The settlement was located on the foreland at the narrowest point on the Limfjord, an area which today is considered a marginal area for agriculture. During the Iron Age it was rich pasture land, however, and the settlement took advantage of the excellent grazing to raise livestock. The remains of longhouses from that period have been found at the site, with rare surviving chalk floors and equally well-preserved animals bones, teeth and other zooarchaeological material.

Excavations took place in 2014-2015, but they found so many different kinds of animal bones that scientific analysis identifying them were only completed this year. Most of the bones came from sheep and/or goats, cattle, horses, livestock that would have been raised, slaughtered and eaten in the settlement. A large number of fish bones attest to the sea-side settlment’s use of marine resources. No remains of game were found, suggesting hunting was not a major source of food for the Iron Age residents.

There are comparable animal remains at other settlements on the fjord, but the cats are unique. The Limfjord was an important thoroughfare during the Iron Age. Trade networks moved weapons, luxury goods and exotic animals from the south and west of Europe to what is today Denmark.

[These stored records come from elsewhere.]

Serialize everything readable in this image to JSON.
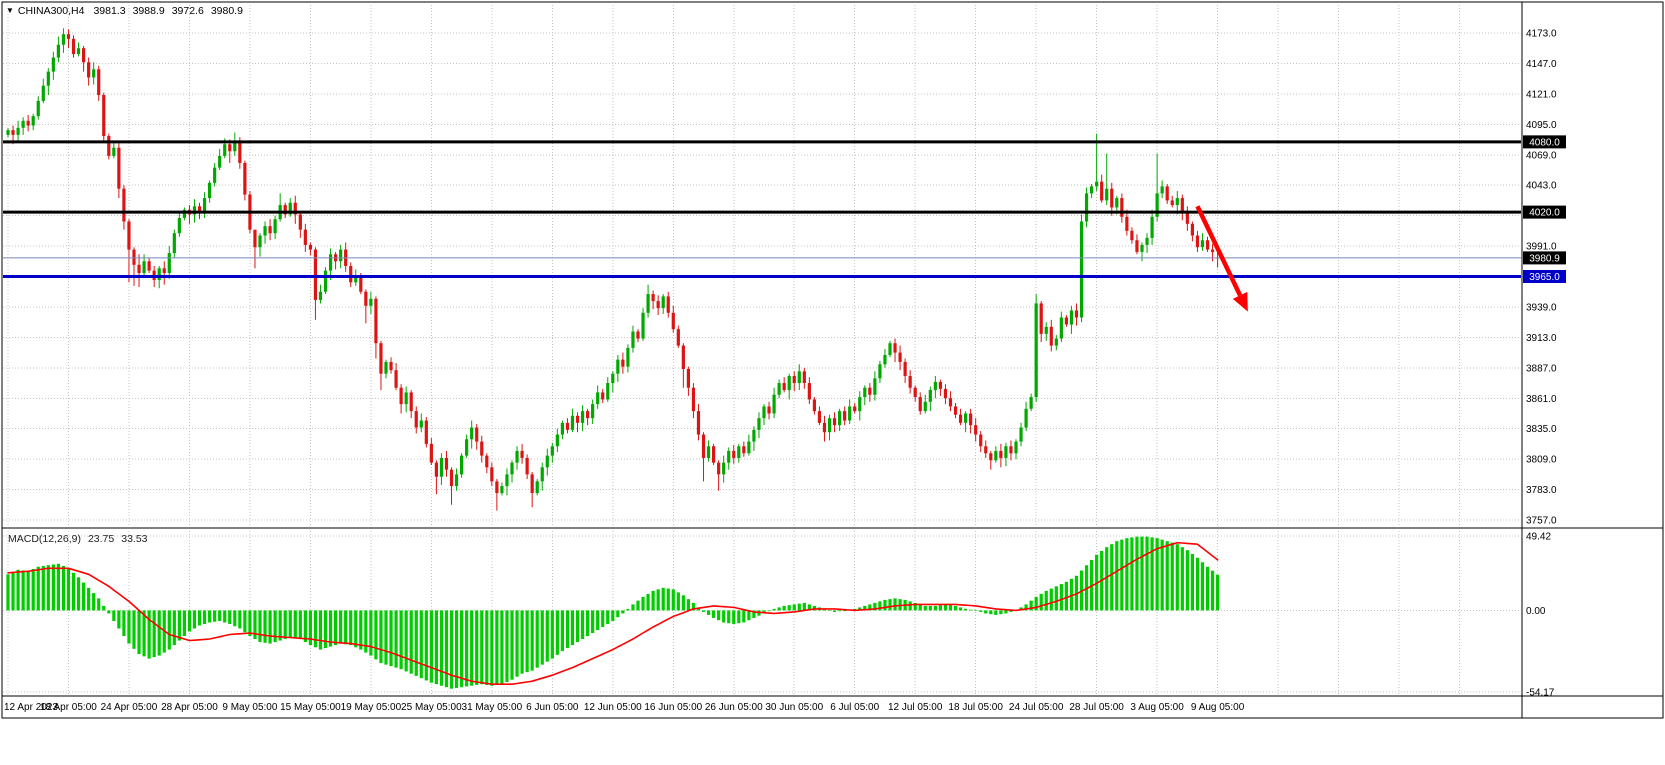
{
  "header": {
    "symbol": "CHINA300,H4",
    "open": "3981.3",
    "high": "3988.9",
    "low": "3972.6",
    "close": "3980.9"
  },
  "icons": {
    "symbol_menu": "▼"
  },
  "macd_label": {
    "name": "MACD(12,26,9)",
    "main_value": "23.75",
    "signal_value": "33.53"
  },
  "price_axis_boxes": {
    "bid_label": "3980.9"
  },
  "macd_axis": {
    "labels": [
      {
        "value": 49.42,
        "label": "49.42"
      },
      {
        "value": 0,
        "label": "0.00"
      },
      {
        "value": -54.17,
        "label": "-54.17"
      }
    ]
  },
  "time_axis": {
    "labels": [
      "12 Apr 2023",
      "18 Apr 05:00",
      "24 Apr 05:00",
      "28 Apr 05:00",
      "9 May 05:00",
      "15 May 05:00",
      "19 May 05:00",
      "25 May 05:00",
      "31 May 05:00",
      "6 Jun 05:00",
      "12 Jun 05:00",
      "16 Jun 05:00",
      "26 Jun 05:00",
      "30 Jun 05:00",
      "6 Jul 05:00",
      "12 Jul 05:00",
      "18 Jul 05:00",
      "24 Jul 05:00",
      "28 Jul 05:00",
      "3 Aug 05:00",
      "9 Aug 05:00"
    ]
  },
  "colors": {
    "bg": "#ffffff",
    "frame": "#000000",
    "grid": "#c4c4c4",
    "bull": "#00a800",
    "bear": "#dc1414",
    "macd_bar": "#00cc00",
    "signal": "#ff0000",
    "level_black": "#000000",
    "level_blue": "#0000c8",
    "bid_line": "#7788bb",
    "arrow": "#ff0000",
    "axis_text": "#000000",
    "box_text": "#ffffff"
  },
  "chart_data": {
    "type": "candlestick+macd",
    "instrument": "CHINA300",
    "timeframe": "H4",
    "price_gridline_step": 26,
    "price_gridlines": [
      {
        "value": 4173,
        "label": "4173.0"
      },
      {
        "value": 4147,
        "label": "4147.0"
      },
      {
        "value": 4121,
        "label": "4121.0"
      },
      {
        "value": 4095,
        "label": "4095.0"
      },
      {
        "value": 4069,
        "label": "4069.0"
      },
      {
        "value": 4043,
        "label": "4043.0"
      },
      {
        "value": 4017,
        "label": null
      },
      {
        "value": 3991,
        "label": "3991.0"
      },
      {
        "value": 3965,
        "label": null
      },
      {
        "value": 3939,
        "label": "3939.0"
      },
      {
        "value": 3913,
        "label": "3913.0"
      },
      {
        "value": 3887,
        "label": "3887.0"
      },
      {
        "value": 3861,
        "label": "3861.0"
      },
      {
        "value": 3835,
        "label": "3835.0"
      },
      {
        "value": 3809,
        "label": "3809.0"
      },
      {
        "value": 3783,
        "label": "3783.0"
      },
      {
        "value": 3757,
        "label": "3757.0"
      }
    ],
    "levels": [
      {
        "price": 4080,
        "label": "4080.0",
        "color_key": "level_black"
      },
      {
        "price": 4020,
        "label": "4020.0",
        "color_key": "level_black"
      },
      {
        "price": 3965,
        "label": "3965.0",
        "color_key": "level_blue"
      }
    ],
    "bid_price": 3980.9,
    "candles": {
      "opens_rule": "previous_close",
      "first_open": 4086,
      "closes": [
        4090,
        4086,
        4092,
        4098,
        4094,
        4102,
        4115,
        4128,
        4140,
        4152,
        4163,
        4172,
        4168,
        4155,
        4160,
        4148,
        4135,
        4142,
        4120,
        4085,
        4068,
        4075,
        4040,
        4012,
        3988,
        3975,
        3968,
        3978,
        3970,
        3962,
        3972,
        3968,
        3985,
        4002,
        4015,
        4022,
        4018,
        4025,
        4020,
        4032,
        4045,
        4058,
        4068,
        4078,
        4072,
        4080,
        4062,
        4035,
        4005,
        3990,
        4000,
        4008,
        4002,
        4014,
        4026,
        4018,
        4028,
        4018,
        4005,
        3992,
        3988,
        3945,
        3952,
        3970,
        3984,
        3978,
        3988,
        3974,
        3960,
        3966,
        3952,
        3940,
        3946,
        3908,
        3882,
        3892,
        3885,
        3870,
        3856,
        3866,
        3850,
        3836,
        3842,
        3822,
        3806,
        3794,
        3810,
        3800,
        3786,
        3796,
        3812,
        3826,
        3836,
        3824,
        3812,
        3802,
        3790,
        3780,
        3786,
        3796,
        3806,
        3816,
        3810,
        3796,
        3780,
        3790,
        3802,
        3812,
        3820,
        3830,
        3840,
        3834,
        3846,
        3840,
        3850,
        3844,
        3856,
        3866,
        3860,
        3874,
        3882,
        3894,
        3888,
        3904,
        3918,
        3912,
        3934,
        3950,
        3944,
        3938,
        3948,
        3934,
        3920,
        3906,
        3886,
        3870,
        3850,
        3830,
        3810,
        3820,
        3806,
        3796,
        3806,
        3816,
        3810,
        3820,
        3814,
        3824,
        3834,
        3844,
        3854,
        3848,
        3864,
        3874,
        3868,
        3880,
        3874,
        3884,
        3874,
        3860,
        3850,
        3840,
        3832,
        3844,
        3838,
        3850,
        3842,
        3854,
        3850,
        3862,
        3870,
        3864,
        3878,
        3890,
        3898,
        3908,
        3900,
        3892,
        3880,
        3870,
        3862,
        3850,
        3858,
        3868,
        3875,
        3869,
        3861,
        3854,
        3847,
        3840,
        3848,
        3838,
        3830,
        3820,
        3814,
        3808,
        3816,
        3810,
        3820,
        3814,
        3824,
        3836,
        3852,
        3862,
        3942,
        3916,
        3922,
        3906,
        3912,
        3930,
        3924,
        3936,
        3930,
        4012,
        4036,
        4042,
        4046,
        4030,
        4040,
        4024,
        4032,
        4016,
        4004,
        3996,
        3986,
        3992,
        3998,
        4016,
        4036,
        4042,
        4030,
        4026,
        4032,
        4020,
        4010,
        4000,
        3990,
        3996,
        3988,
        3986,
        3980.9
      ],
      "wick_overrides": {
        "10": [
          4170,
          4148
        ],
        "11": [
          4177,
          4156
        ],
        "12": [
          4176,
          4160
        ],
        "19": [
          4122,
          4080
        ],
        "24": [
          4014,
          3960
        ],
        "25": [
          3990,
          3957
        ],
        "26": [
          3984,
          3956
        ],
        "29": [
          3974,
          3956
        ],
        "31": [
          3978,
          3958
        ],
        "43": [
          4083,
          4066
        ],
        "44": [
          4082,
          4062
        ],
        "45": [
          4088,
          4068
        ],
        "47": [
          4064,
          4030
        ],
        "49": [
          4000,
          3972
        ],
        "54": [
          4036,
          4012
        ],
        "61": [
          3990,
          3928
        ],
        "71": [
          3954,
          3925
        ],
        "73": [
          3948,
          3895
        ],
        "74": [
          3910,
          3868
        ],
        "85": [
          3808,
          3779
        ],
        "88": [
          3802,
          3770
        ],
        "97": [
          3792,
          3765
        ],
        "104": [
          3798,
          3768
        ],
        "127": [
          3958,
          3930
        ],
        "134": [
          3908,
          3870
        ],
        "138": [
          3832,
          3790
        ],
        "141": [
          3808,
          3782
        ],
        "195": [
          3816,
          3800
        ],
        "204": [
          3950,
          3858
        ],
        "213": [
          4018,
          3926
        ],
        "216": [
          4087,
          4038
        ],
        "218": [
          4070,
          4026
        ],
        "228": [
          4070,
          4012
        ]
      },
      "last_candle": {
        "open": 3981.3,
        "high": 3988.9,
        "low": 3972.6,
        "close": 3980.9
      }
    },
    "macd": {
      "step": 2,
      "values": [
        24,
        27,
        26,
        29,
        30,
        31,
        28,
        22,
        15,
        8,
        -2,
        -12,
        -22,
        -29,
        -32,
        -30,
        -26,
        -20,
        -14,
        -10,
        -8,
        -7,
        -9,
        -12,
        -17,
        -21,
        -22,
        -20,
        -18,
        -19,
        -23,
        -26,
        -24,
        -22,
        -23,
        -26,
        -30,
        -35,
        -37,
        -39,
        -42,
        -45,
        -48,
        -50,
        -52,
        -51,
        -50,
        -49,
        -50,
        -49,
        -46,
        -42,
        -40,
        -36,
        -32,
        -27,
        -23,
        -19,
        -15,
        -11,
        -7,
        -2,
        4,
        9,
        13,
        15,
        14,
        10,
        5,
        -1,
        -5,
        -8,
        -9,
        -8,
        -5,
        -2,
        1,
        3,
        4,
        5,
        3,
        1,
        -1,
        0,
        1,
        3,
        5,
        7,
        8,
        7,
        5,
        3,
        3,
        4,
        3,
        1,
        0,
        -2,
        -3,
        -2,
        0,
        4,
        9,
        13,
        16,
        19,
        23,
        30,
        37,
        42,
        46,
        48,
        49,
        49,
        48,
        46,
        44,
        40,
        35,
        29,
        23.75
      ]
    },
    "signal": {
      "step": 4,
      "values": [
        25,
        26,
        28,
        28,
        24,
        16,
        6,
        -6,
        -16,
        -20,
        -19,
        -16,
        -15,
        -17,
        -18,
        -19,
        -21,
        -22,
        -24,
        -28,
        -33,
        -38,
        -43,
        -47,
        -49,
        -49,
        -47,
        -43,
        -38,
        -32,
        -26,
        -19,
        -11,
        -4,
        1,
        3,
        2,
        -1,
        -2,
        -1,
        1,
        1,
        0,
        1,
        3,
        4,
        4,
        4,
        3,
        1,
        0,
        2,
        6,
        11,
        18,
        26,
        34,
        41,
        45,
        44,
        33.53
      ]
    },
    "macd_range": [
      -54.17,
      49.42
    ],
    "annotation_arrow": {
      "from_bar": 236,
      "from_price": 4025,
      "to_bar": 246,
      "to_price": 3935
    }
  }
}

The cats almost certainly came from the Roman Empire.

A genetic study reported in the journal Nature this September suggested that cats, all of ancient Egyptian lineage, spread over Europe in waves, reaching northern Europe by making themselves useful to the seafarers of the Viking era.

Cat populations seem to have grown in two waves, the authors found. Middle Eastern wild cats with a particular mitochondrial lineage expanded with early farming communities to the eastern Mediterranean. Geigl suggests that grain stockpiles associated with these early farming communities attracted rodents, which in turn drew wild cats. After seeing the benefit of having cats around, humans might have begun to tame these cats.

Thousands of years later, cats descended from those in Egypt spread rapidly around Eurasia and Africa. A mitochondrial lineage common in Egyptian cat mummies from the end of the fourth century bc to the fourth century ad was also carried by cats in Bulgaria, Turkey and sub-Saharan Africa from around the same time. Sea-faring people probably kept cats to keep rodents in check, says Geigl, whose team also found cat remains with this maternal DNA lineage at a Viking site dating to between the eighth and eleventh century ad in northern Germany.

The discovery of the three cat skeletons in an Iron Age settlement on North Jutland poses a challenge to that view. Of course, the scenarios are not mutually exclusive. It’s entirely possible cats were introduced to the fjord via trade with Rome, direct or otherwise, but didn’t establish themselves until a thousand years later.